Répondant à un appel d’OCS Signature qui cherchait une comédie de 26 minutes sur le thème handicap et comédie, Extra. explore une question de société, tout en intégrant autant que possible des acteurs, actrices, techniciens et techniciennes en situation de handicap au sein de la production. « Mais avant tout, ce qui était important était d’avoir des acteurs et des actrices qui incarnent au mieux nos personnages, qu’ils soient valides ou non valides, explique Matthieu Bernard. Nous en avons parlé avec OCS et nous étions tous d’accord sur le sujet. Nous en avons aussi discuté avec des associations touchant au handicap et pour elles également, l’essentiel était d’avoir de bons comédiens capables d’incarner des sujets qui les concernent. Par ailleurs, nous avons aussi choisi des acteurs en situation de handicap qui ont joué un autre handicap que le leur dans la série ! Cela montre qu’être comédien, c’est être comédien avant tout. Ils ne sont pas définis par leur handicap. »

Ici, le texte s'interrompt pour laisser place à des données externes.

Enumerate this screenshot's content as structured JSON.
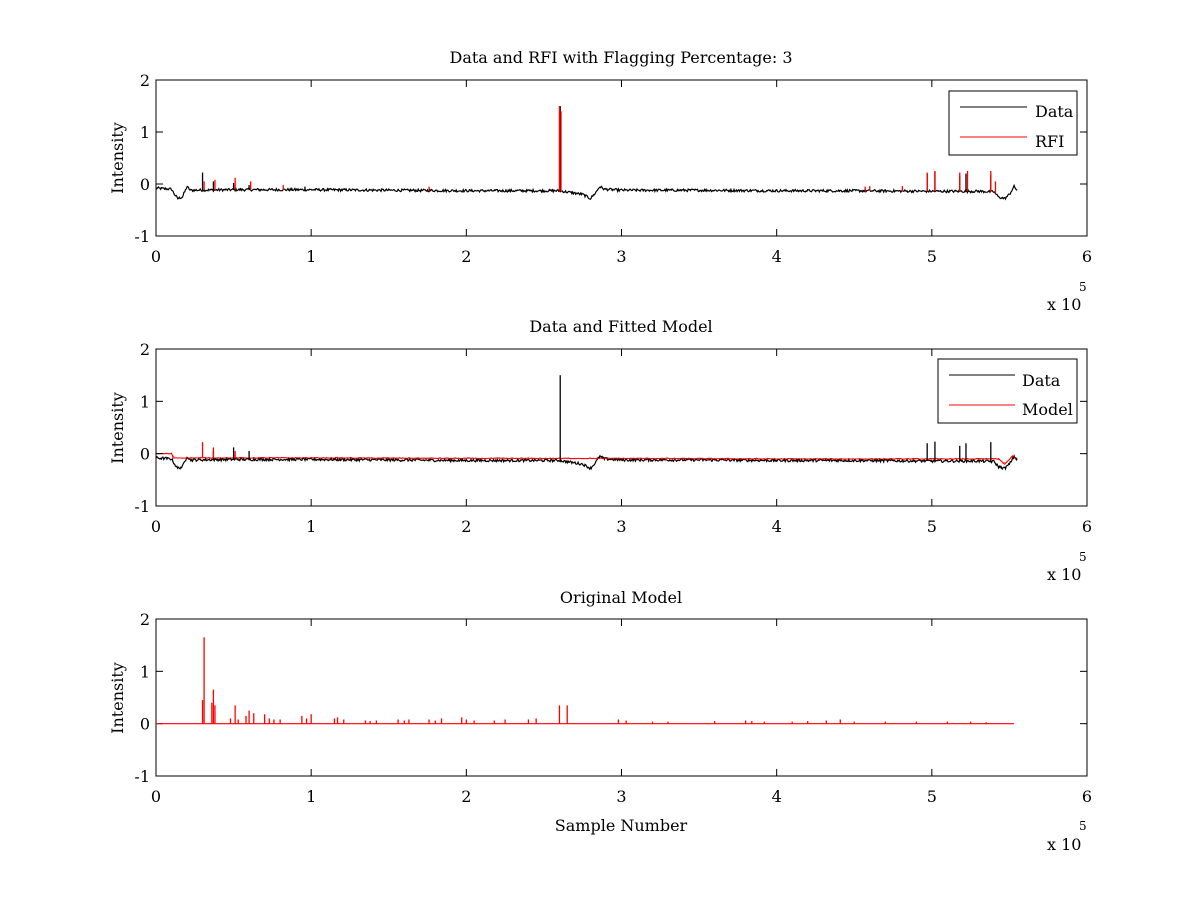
{
  "chart_data": [
    {
      "type": "line",
      "title": "Data and RFI with Flagging Percentage: 3",
      "xlabel": "",
      "ylabel": "Intensity",
      "xlim": [
        0,
        600000
      ],
      "ylim": [
        -1,
        2
      ],
      "xticks": [
        0,
        1,
        2,
        3,
        4,
        5,
        6
      ],
      "yticks": [
        -1,
        0,
        1,
        2
      ],
      "x_multiplier_label": "x 10",
      "x_multiplier_exp": "5",
      "legend": "top-right",
      "baseline": [
        [
          0,
          -0.08
        ],
        [
          10000,
          -0.1
        ],
        [
          12000,
          -0.2
        ],
        [
          14000,
          -0.28
        ],
        [
          17000,
          -0.25
        ],
        [
          20000,
          -0.05
        ],
        [
          22000,
          -0.12
        ],
        [
          50000,
          -0.11
        ],
        [
          100000,
          -0.11
        ],
        [
          150000,
          -0.12
        ],
        [
          200000,
          -0.13
        ],
        [
          260000,
          -0.13
        ],
        [
          275000,
          -0.2
        ],
        [
          280000,
          -0.28
        ],
        [
          283000,
          -0.18
        ],
        [
          286000,
          -0.05
        ],
        [
          289000,
          -0.1
        ],
        [
          300000,
          -0.12
        ],
        [
          350000,
          -0.12
        ],
        [
          400000,
          -0.13
        ],
        [
          450000,
          -0.13
        ],
        [
          500000,
          -0.14
        ],
        [
          530000,
          -0.14
        ],
        [
          540000,
          -0.15
        ],
        [
          543000,
          -0.25
        ],
        [
          547000,
          -0.28
        ],
        [
          550000,
          -0.2
        ],
        [
          553000,
          -0.05
        ],
        [
          555000,
          -0.12
        ]
      ],
      "series": [
        {
          "name": "Data",
          "color": "#000000",
          "spikes": [
            [
              30000,
              0.22
            ],
            [
              37000,
              0.05
            ],
            [
              50000,
              0.02
            ],
            [
              60000,
              -0.02
            ],
            [
              96000,
              -0.05
            ],
            [
              260500,
              1.5
            ],
            [
              497000,
              0.2
            ],
            [
              502000,
              0.23
            ],
            [
              518000,
              0.15
            ],
            [
              522000,
              0.2
            ],
            [
              538000,
              0.18
            ]
          ]
        },
        {
          "name": "RFI",
          "color": "#ff0000",
          "spikes": [
            [
              31000,
              0.05
            ],
            [
              38000,
              0.08
            ],
            [
              51000,
              0.12
            ],
            [
              61000,
              0.05
            ],
            [
              82000,
              -0.02
            ],
            [
              176000,
              -0.05
            ],
            [
              260000,
              1.5
            ],
            [
              261000,
              1.4
            ],
            [
              457000,
              -0.05
            ],
            [
              460000,
              -0.04
            ],
            [
              481000,
              -0.04
            ],
            [
              497000,
              0.22
            ],
            [
              502000,
              0.25
            ],
            [
              518000,
              0.22
            ],
            [
              523000,
              0.25
            ],
            [
              538000,
              0.25
            ],
            [
              541000,
              0.05
            ]
          ]
        }
      ]
    },
    {
      "type": "line",
      "title": "Data and Fitted Model",
      "xlabel": "",
      "ylabel": "Intensity",
      "xlim": [
        0,
        600000
      ],
      "ylim": [
        -1,
        2
      ],
      "xticks": [
        0,
        1,
        2,
        3,
        4,
        5,
        6
      ],
      "yticks": [
        -1,
        0,
        1,
        2
      ],
      "x_multiplier_label": "x 10",
      "x_multiplier_exp": "5",
      "legend": "top-right",
      "baseline": [
        [
          0,
          -0.08
        ],
        [
          10000,
          -0.1
        ],
        [
          12000,
          -0.2
        ],
        [
          14000,
          -0.28
        ],
        [
          17000,
          -0.25
        ],
        [
          20000,
          -0.05
        ],
        [
          22000,
          -0.12
        ],
        [
          50000,
          -0.11
        ],
        [
          100000,
          -0.11
        ],
        [
          150000,
          -0.12
        ],
        [
          200000,
          -0.13
        ],
        [
          260000,
          -0.13
        ],
        [
          275000,
          -0.2
        ],
        [
          280000,
          -0.28
        ],
        [
          283000,
          -0.18
        ],
        [
          286000,
          -0.05
        ],
        [
          289000,
          -0.1
        ],
        [
          300000,
          -0.12
        ],
        [
          350000,
          -0.12
        ],
        [
          400000,
          -0.13
        ],
        [
          450000,
          -0.13
        ],
        [
          500000,
          -0.14
        ],
        [
          530000,
          -0.14
        ],
        [
          540000,
          -0.15
        ],
        [
          543000,
          -0.25
        ],
        [
          547000,
          -0.28
        ],
        [
          550000,
          -0.2
        ],
        [
          553000,
          -0.05
        ],
        [
          555000,
          -0.12
        ]
      ],
      "series": [
        {
          "name": "Data",
          "color": "#000000",
          "spikes": [
            [
              37000,
              0.05
            ],
            [
              50000,
              0.12
            ],
            [
              60000,
              0.05
            ],
            [
              260500,
              1.5
            ],
            [
              497000,
              0.2
            ],
            [
              502000,
              0.23
            ],
            [
              518000,
              0.15
            ],
            [
              522000,
              0.2
            ],
            [
              538000,
              0.22
            ]
          ]
        },
        {
          "name": "Model",
          "color": "#ff0000",
          "points": [
            [
              0,
              0
            ],
            [
              10000,
              0
            ],
            [
              11000,
              -0.08
            ],
            [
              100000,
              -0.08
            ],
            [
              200000,
              -0.09
            ],
            [
              300000,
              -0.09
            ],
            [
              400000,
              -0.1
            ],
            [
              500000,
              -0.1
            ],
            [
              540000,
              -0.1
            ],
            [
              543000,
              -0.1
            ],
            [
              547000,
              -0.2
            ],
            [
              552000,
              -0.05
            ],
            [
              555000,
              -0.1
            ]
          ],
          "spikes": [
            [
              30000,
              0.22
            ],
            [
              37000,
              0.12
            ],
            [
              51000,
              0.05
            ]
          ]
        }
      ]
    },
    {
      "type": "line",
      "title": "Original Model",
      "xlabel": "Sample Number",
      "ylabel": "Intensity",
      "xlim": [
        0,
        600000
      ],
      "ylim": [
        -1,
        2
      ],
      "xticks": [
        0,
        1,
        2,
        3,
        4,
        5,
        6
      ],
      "yticks": [
        -1,
        0,
        1,
        2
      ],
      "x_multiplier_label": "x 10",
      "x_multiplier_exp": "5",
      "series": [
        {
          "color": "#ff0000",
          "baseline_value": 0,
          "x_range": [
            0,
            553000
          ],
          "spikes": [
            [
              30000,
              0.45
            ],
            [
              31000,
              1.65
            ],
            [
              36000,
              0.4
            ],
            [
              37000,
              0.65
            ],
            [
              38000,
              0.35
            ],
            [
              48000,
              0.1
            ],
            [
              51000,
              0.35
            ],
            [
              53000,
              0.08
            ],
            [
              58000,
              0.15
            ],
            [
              60000,
              0.25
            ],
            [
              63000,
              0.2
            ],
            [
              70000,
              0.18
            ],
            [
              73000,
              0.1
            ],
            [
              76000,
              0.08
            ],
            [
              80000,
              0.08
            ],
            [
              94000,
              0.15
            ],
            [
              97000,
              0.1
            ],
            [
              100000,
              0.18
            ],
            [
              115000,
              0.1
            ],
            [
              117000,
              0.12
            ],
            [
              121000,
              0.08
            ],
            [
              135000,
              0.06
            ],
            [
              138000,
              0.05
            ],
            [
              142000,
              0.06
            ],
            [
              156000,
              0.08
            ],
            [
              160000,
              0.06
            ],
            [
              163000,
              0.08
            ],
            [
              176000,
              0.08
            ],
            [
              180000,
              0.06
            ],
            [
              184000,
              0.1
            ],
            [
              197000,
              0.12
            ],
            [
              200000,
              0.08
            ],
            [
              205000,
              0.06
            ],
            [
              218000,
              0.06
            ],
            [
              225000,
              0.08
            ],
            [
              240000,
              0.08
            ],
            [
              245000,
              0.1
            ],
            [
              260000,
              0.35
            ],
            [
              265000,
              0.35
            ],
            [
              298000,
              0.08
            ],
            [
              303000,
              0.06
            ],
            [
              320000,
              0.04
            ],
            [
              330000,
              0.04
            ],
            [
              360000,
              0.05
            ],
            [
              380000,
              0.06
            ],
            [
              384000,
              0.05
            ],
            [
              392000,
              0.04
            ],
            [
              410000,
              0.04
            ],
            [
              420000,
              0.05
            ],
            [
              432000,
              0.06
            ],
            [
              441000,
              0.08
            ],
            [
              450000,
              0.04
            ],
            [
              470000,
              0.04
            ],
            [
              490000,
              0.04
            ],
            [
              510000,
              0.04
            ],
            [
              525000,
              0.04
            ],
            [
              535000,
              0.03
            ]
          ]
        }
      ]
    }
  ]
}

Jonathan Hazan précise que « la réflexion sur l’inclusivité nous a guidés dès l’écriture », avant de souligner que cette volonté s’est aussi heurtée au « modèle économique fragile » d’une série OCS. « Extra. est une production filmée en décors naturels, pas en studio. Ce qui veut dire que 90 % de nos décors, qu’ils soient publics ou privés, n’étaient pas adaptés aux personnes en situation de handicap. C’est une réalité qui soulève des questions logistiques lorsque nous devons tourner huit à neuf minutes utiles par jour. Ce rythme très physique pose une limite au niveau du casting des rôles principaux. Mais dès que nous avons pu, sur des rôles secondaires comme les membres de la chorale qui se jouent dans un seul décor fixe, nous sommes allés chercher des acteurs et actrices réellement en situation de handicap. Parfois, nous nous sommes même adaptés à leur handicap, comme ce choriste sourd qui chante en signant dans la série. Ce n’était pas prévu dans le script au départ, mais en tournant, nous avons décidé de l’intégrer à l’histoire parce que nous trouvions que cette scène enrichissait la série. Il ne faut pas être dogmatique dans l’approche d’une série comme Extra. »

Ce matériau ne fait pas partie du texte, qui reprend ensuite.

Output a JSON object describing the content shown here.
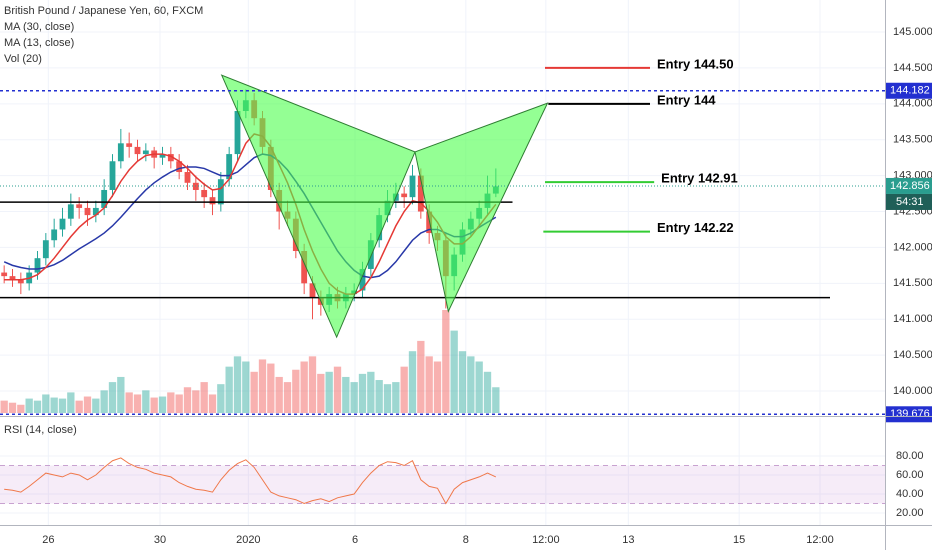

La série a bénéficié des aides sélectives à la préparation et à la production du Fonds de soutien audiovisuel (FSA) du CNC, ainsi que de l’appel à projets « Les Uns et les Autres », porté par le Centre en partenariat avec l’Agefiph, dont l’objectif est d’œuvrer en faveur de l'insertion professionnelle des personnes handicapées dans les entreprises du cinéma, de l’audiovisuel, des industries techniques, de l’animation et du jeu vidéo. « Nous avons été accompagnés au maximum du montant de l'appel à projets. Ce qui a aidé à rendre accessible le tournage à certains acteurs en situation de handicap, souligne Alexandre Charlet. Nous avons également travaillé avec une structure, elle aussi aidée par "Les Uns et les Autres" pour recruter des comédiens en situation de handicap, ce qui était une priorité pour nous. Ils sont en effet encore peu nombreux à être formés, ou professionnels, ou disponibles, à même de rentrer dans le cadre serré de nos contraintes budgétaires et techniques », précise le producteur avant d’ajouter que ses équipes se sont par ailleurs confrontées à un autre enjeu, celui de l’accessibilité aux salles de cinéma en particulier indépendantes, pour la projection finale de la série. « Nous nous sommes rendu compte que peu de salles de cinéma indépendantes avaient un accès PMR ! Nous avions mis un point d’honneur à ce que tous ceux qui ont participé à la série puissent assister à l’avant-première, peu importe leur handicap. Or, le manque d’accessibilité aux fauteuils roulants a très largement restreint le choix de la salle. Mais il y a une volonté pour que ça bouge. Peut-être qu’une série comme Extra. peut aider. L’appel à projets “Les Uns et les Autres” permet également de remettre ces thématiques sur le devant de la scène ».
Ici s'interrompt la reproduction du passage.